Search code examples
c#algorithmmatlabgaussianblur

Normalizing an image after (gaussian) filtering


I have implemented a gaussian filter following the algorithm of Nixon Aguado. The algorithm (after finding the template as described here gaussian template) is the following.

The pseudo code is in MATLAB style I believe.
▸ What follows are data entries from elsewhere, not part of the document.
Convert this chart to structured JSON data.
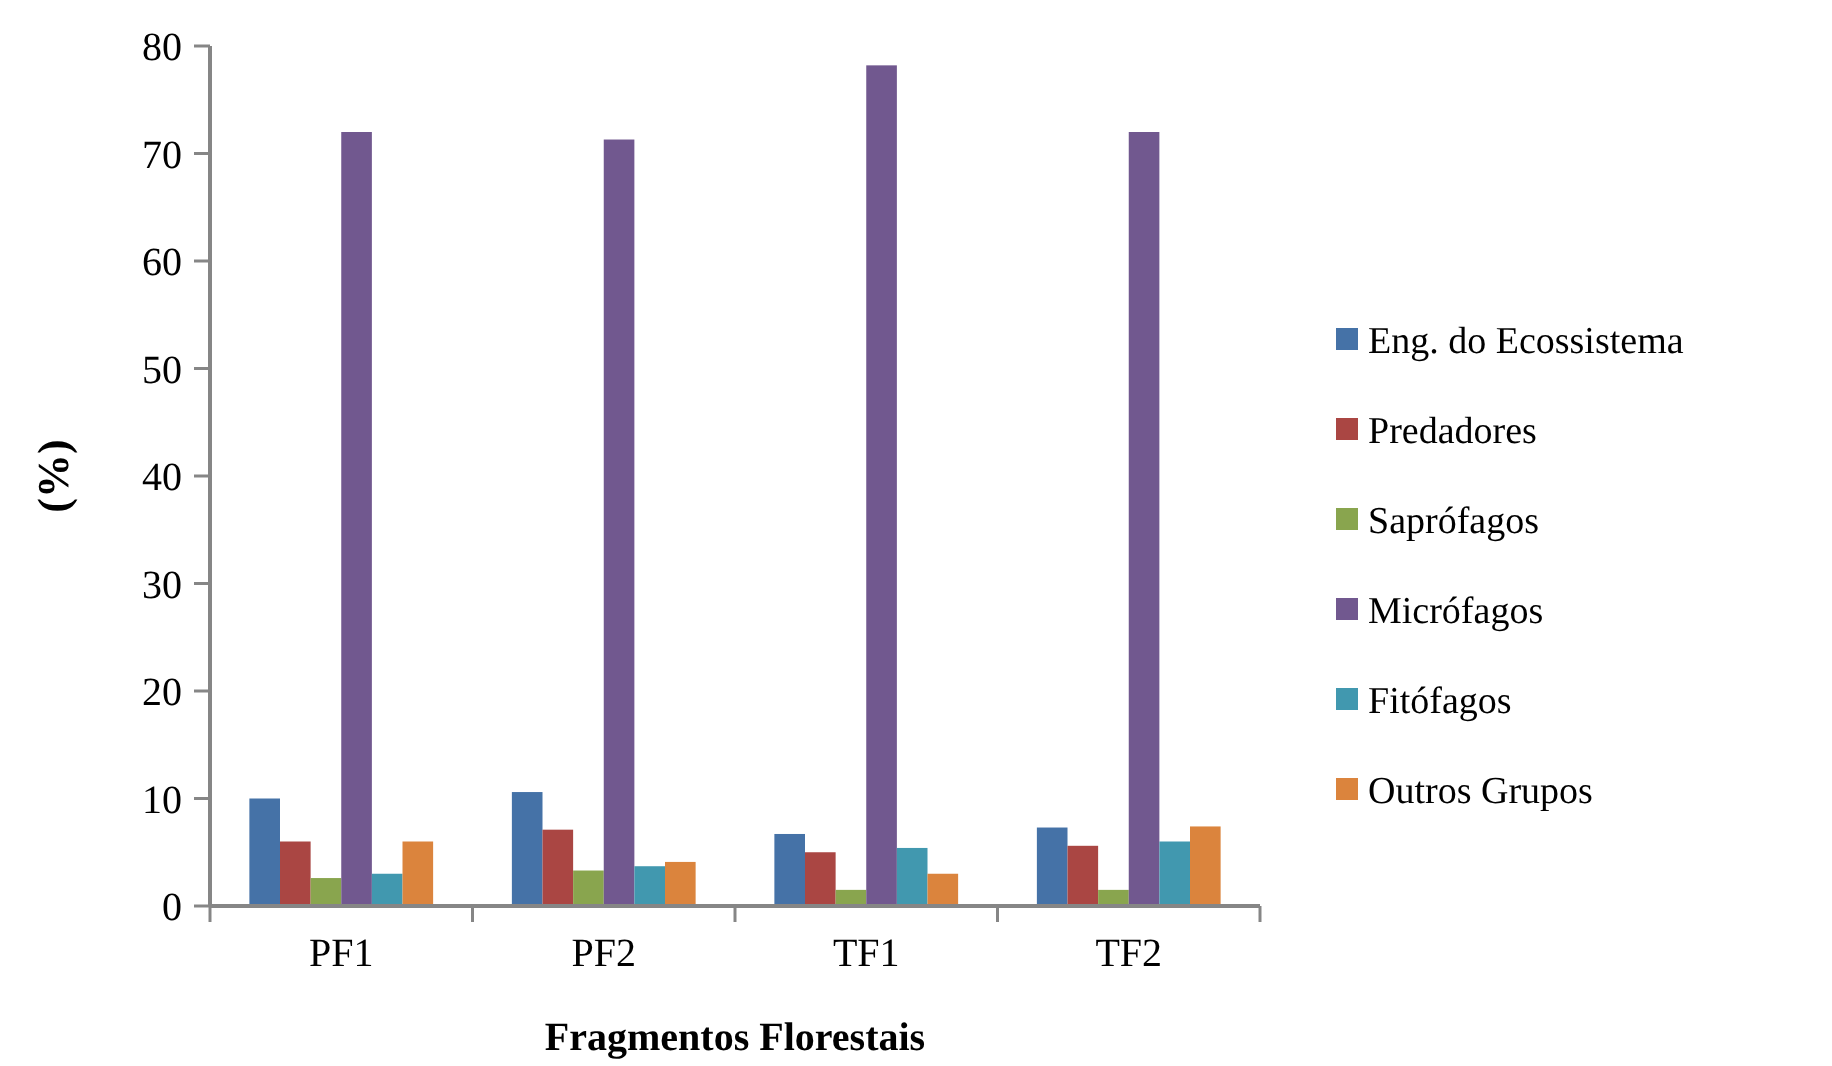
{
  "chart_data": {
    "type": "bar",
    "xlabel": "Fragmentos Florestais",
    "ylabel": "(%)",
    "categories": [
      "PF1",
      "PF2",
      "TF1",
      "TF2"
    ],
    "series": [
      {
        "name": "Eng. do Ecossistema",
        "color": "#4572a7",
        "values": [
          10,
          10.6,
          6.7,
          7.3
        ]
      },
      {
        "name": "Predadores",
        "color": "#aa4643",
        "values": [
          6,
          7.1,
          5,
          5.6
        ]
      },
      {
        "name": "Saprófagos",
        "color": "#89a54e",
        "values": [
          2.6,
          3.3,
          1.5,
          1.5
        ]
      },
      {
        "name": "Micrófagos",
        "color": "#71588f",
        "values": [
          72,
          71.3,
          78.2,
          72
        ]
      },
      {
        "name": "Fitófagos",
        "color": "#4198af",
        "values": [
          3,
          3.7,
          5.4,
          6
        ]
      },
      {
        "name": "Outros Grupos",
        "color": "#db843d",
        "values": [
          6,
          4.1,
          3,
          7.4
        ]
      }
    ],
    "ylim": [
      0,
      80
    ],
    "yticks": [
      0,
      10,
      20,
      30,
      40,
      50,
      60,
      70,
      80
    ],
    "grid": false,
    "legend": "right"
  }
}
function convolved=convolve(image,template)
%New image point brightness convolution of template with image
%Usage:[new image]=convolve(image,template of point values)
%Parameters:image-array of points
% template-array of weighting coefficients
%Author: Mark S. Nixon
%get image dimensions
[irows,icols]=size(image);
%get template dimensions
[trows,tcols]=size(template);
%set a temporary image to black
temp(1:irows,1:icols)=0;

%half of template rows is
trhalf=floor(trows/2);
%half of template cols is
tchalf=floor(tcols/2);
%then convolve the template
for x=trhalf+1:icols-trhalf %address all columns except border
    for y=tchalf+1:irows-tchalf %address all rows except border
        sum=0;
        for iwin=1:trows %address template columns
            for jwin=1:tcols %address template rows
                sum=sum+image(y+jwin-tchalf-1,x+iwin-trhalf-1)* template(jwin,iwin);
            end
        end
        temp(y,x)=sum;
    end
end

%finally, normalise the image
convolved=normalise(temp); 

Anyway, what worries me is the last part "normalise". I have tried my algorithm (written in C#) and some pixels got the value 255.00000003 (which is obviously larger than 255). Should I "normalise" the results to enlarge it to a 0-255 range? Wouldn't that be modifying the image (other than the gaussian) I just wan't this operation to involve a gaussian filter and nothing else.
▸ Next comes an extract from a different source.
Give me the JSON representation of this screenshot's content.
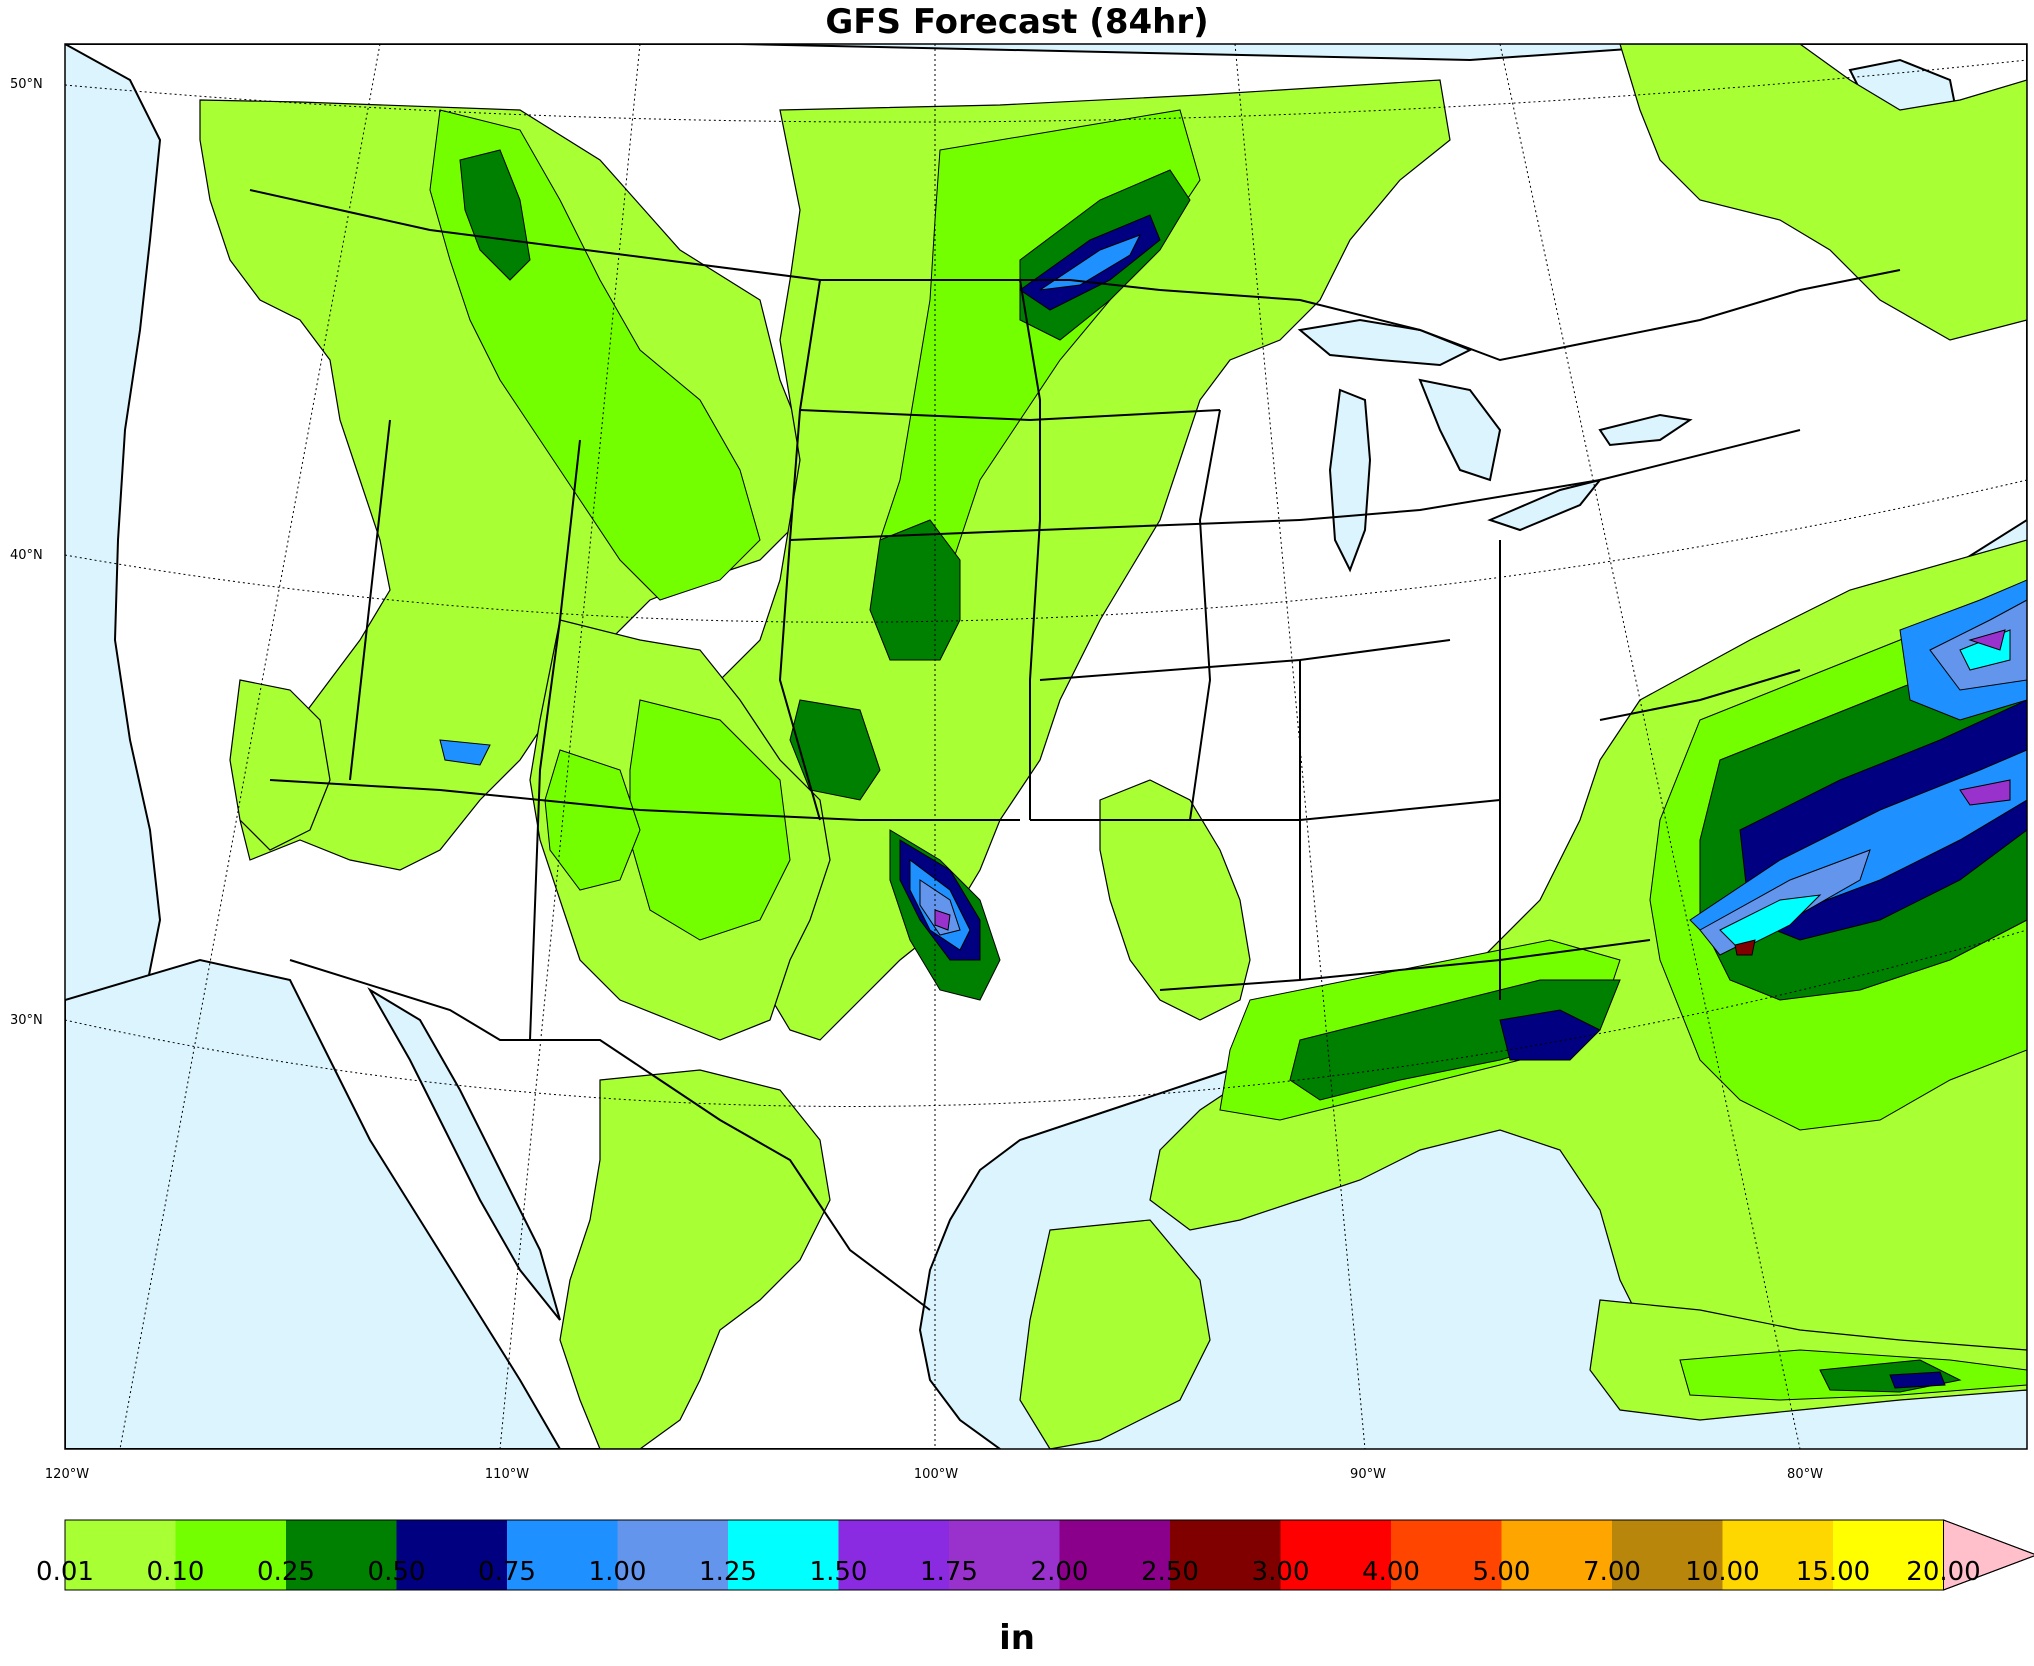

EDIT: I have eliminated the "normalization" and it seems that it works well, so I have no idea why the authors of the book recommended it. Still, worries me that my program will crash if for some reason some value > 255 appears and cannot be drawn.


Solution

  • As has been pointed out by others in comments, normalizing the image in the sense that it ensures that the range of each channel is 0 to 255 would be bad.

    Normalizing the image in the sense that each value is clamped between 0 and 255 should not be necessary with the appropriate filter kernel. In practise however it can be necessary or useful because of the way floating point numbers work. Floating point numbers can't represent every possible real number, and every computation can introduce some inaccuracy. This might be the cause of the 255.00000003 as one of the values.

    Like many signal processing algorithms, this one assumes discrete time/space, but continous values. It's simply much easier to reason about those kind of algortihms and to describe them mathematically.

    On a computer you don't have continuous values. Images use discrete values, most often an integer between 0 and 255 for each channel (8 bit per channel). Sound is often encoded with 16 bit per channel.

    In the vast majority of cases this is perfeectly acceptable, but it is actually yet another filter (although a non-linear one) after your gaussian filter output. So yes, in a strict sense you do modify the output of the gaussian filter, either when you save the image or when you display it on a screen.